Pubblicato da: Categoria: EDITORIALI

22
NOV
2013
Sant’Ignazio di Loyola era in torto quando affermava che il pane non fosse un alimento «sul quale l’appetito suole disordinarsi tanto, o su cui la tentazione insista come su gli altri cibi». Ebbene, non è come scrive lui. Grande consumatrice di pane e suoi derivati conditi, mi sono autoimposta una regola: mai più dopo le 17,00. E a dire la verità, i benefici effetti si vedono, tanto che ormai – nel mio regime alimentare - mangiare pane di sera è conseguenza di una giornata davvero storta, sì da dover cercare consolazione nei magici e quietanti carboidrati. Questa attenzione comunque è un segreto di Pulcinella visto che era adottata anche nella dieta benedettina, indicante in una libbra la giusta quantità di consumo, da mangiare soprattutto a pranzo. Chissà quali sarebbero stati i commenti in quella mensa morigerata e rispettosa dei giorni di magro e bianco, se avessero avuto la possibilità di assistere alla quotidiana full immersion cibaria alla quale siamo costretti: e sì che i benedettini erano dei crapuloni al confronto di certi regimi adottati dai santoni cristiani della prim’ora o degli esercizi spirituali con cui le pie ragazze (una lista lunghissima di sante medievali) camuffavano quella che in seguito verrà riconosciuta come malattia nervosa. E in realtà l’interesse contemporaneo per il cibo è l’esatto contrario dell’anoressia, pur avendone la stessa origine (un desiderio esteriormente gradevole di divenire campione di perfezione) e lo stesso fine (un risultato comunque molto apprezzato socialmente). In entrambi i casi è evidente anche la distorsione visiva nel vedersi più grassi, nell’ossessione estetica da gastronomia patinata e nel gesto terribilmente esibizionistico del cucinare mediatico. Narcisistica la furia dietetica dei primi santi, in una cultura cristiana che aveva rinnegato la civiltà dei bagni e delle terme (e infatti si olezzava parecchio, ma questa è un’altra storia), come narcisistico è questo modello alimentare in bilico tra dieta e tavola necessariamente imbandita, diktat sociali che trasformano l’uomo da Sapiens a Edens, sempre alla ricerca di un equilibrio dietetico ma forse più personale.
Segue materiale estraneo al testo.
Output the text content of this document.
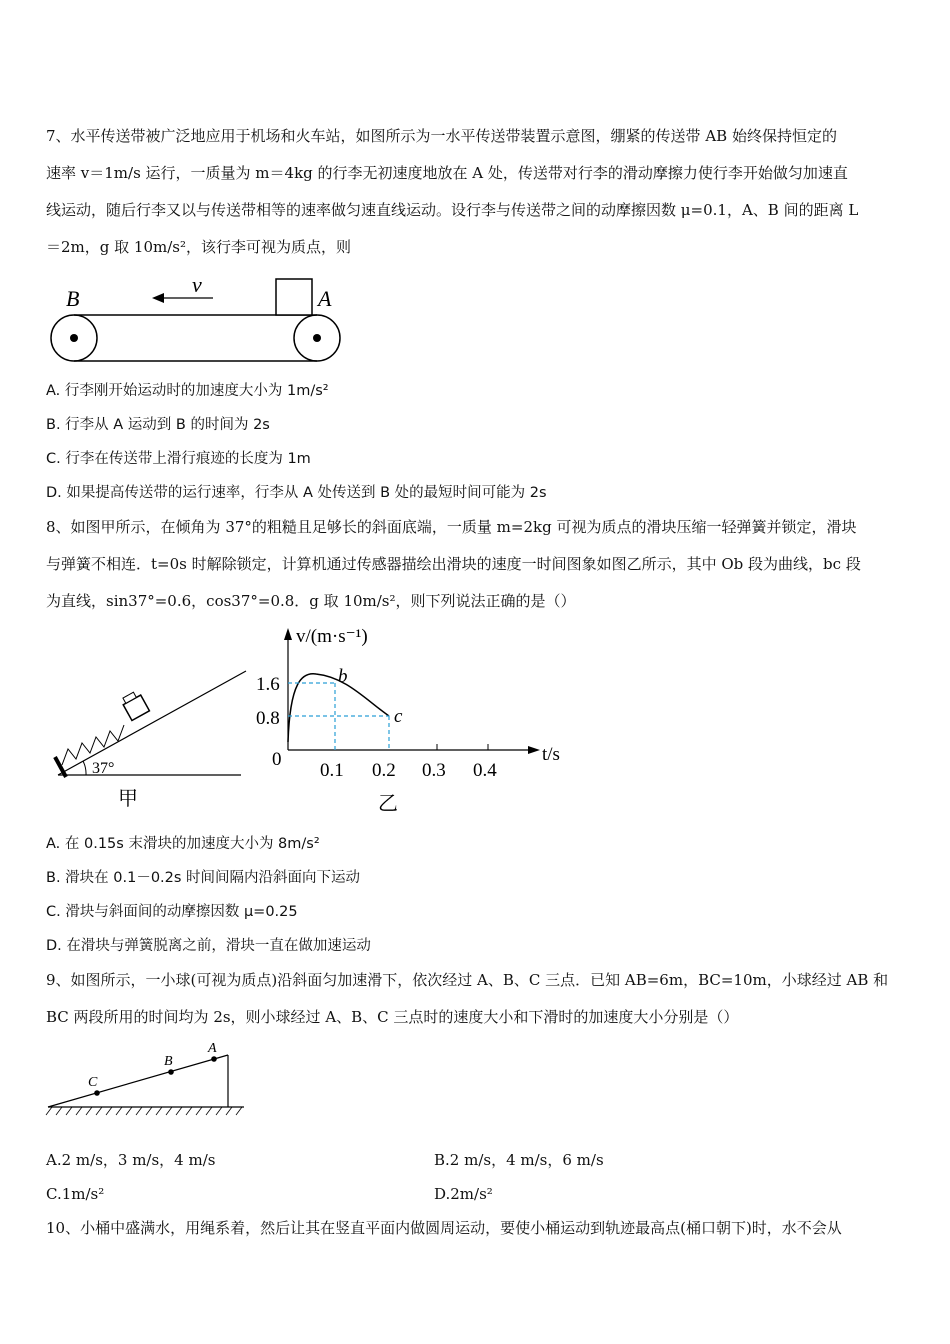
7、水平传送带被广泛地应用于机场和火车站，如图所示为一水平传送带装置示意图，绷紧的传送带 AB 始终保持恒定的
速率 v＝1m/s 运行，一质量为 m＝4kg 的行李无初速度地放在 A 处，传送带对行李的滑动摩擦力使行李开始做匀加速直
线运动，随后行李又以与传送带相等的速率做匀速直线运动。设行李与传送带之间的动摩擦因数 μ=0.1，A、B 间的距离 L
＝2m，g 取 10m/s²，该行李可视为质点，则
B	A
v
A. 行李刚开始运动时的加速度大小为 1m/s²
B. 行李从 A 运动到 B 的时间为 2s
C. 行李在传送带上滑行痕迹的长度为 1m
D. 如果提高传送带的运行速率，行李从 A 处传送到 B 处的最短时间可能为 2s
8、如图甲所示，在倾角为 37°的粗糙且足够长的斜面底端，一质量 m=2kg 可视为质点的滑块压缩一轻弹簧并锁定，滑块
与弹簧不相连．t=0s 时解除锁定，计算机通过传感器描绘出滑块的速度一时间图象如图乙所示，其中 Ob 段为曲线，bc 段
为直线，sin37°=0.6，cos37°=0.8．g 取 10m/s²，则下列说法正确的是（）
37°
甲
v/(m·s⁻¹)
t/s
0
1.6
0.8
0.1 0.2 0.3 0.4
b
c
乙
A. 在 0.15s 末滑块的加速度大小为 8m/s²
B. 滑块在 0.1－0.2s 时间间隔内沿斜面向下运动
C. 滑块与斜面间的动摩擦因数 μ=0.25
D. 在滑块与弹簧脱离之前，滑块一直在做加速运动
9、如图所示，一小球(可视为质点)沿斜面匀加速滑下，依次经过 A、B、C 三点．已知 AB=6m，BC=10m，小球经过 AB 和
BC 两段所用的时间均为 2s，则小球经过 A、B、C 三点时的速度大小和下滑时的加速度大小分别是（）
A
B
C
A.2 m/s，3 m/s，4 m/s	B.2 m/s，4 m/s，6 m/s
C.1m/s²	D.2m/s²
10、小桶中盛满水，用绳系着，然后让其在竖直平面内做圆周运动，要使小桶运动到轨迹最高点(桶口朝下)时，水不会从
Morale della favola: quanto sarebbe più conveniente allentare la continua tensione tra un’esagerazione e l’altra, tra le visioni dei gastromani e quelle conseguenti al digiuno (la fame si sa, è la droga più potente ed economica), riprendendo anche a rispettare il calendario agrario e l’alternanza tra stagioni, che richiede un diverso fabbisogno calorico. Perché, come dice il saggio, excessus facimus, sed nos annosque voramus: qualunque eccesso ci fa mangiare una porzione di futuro.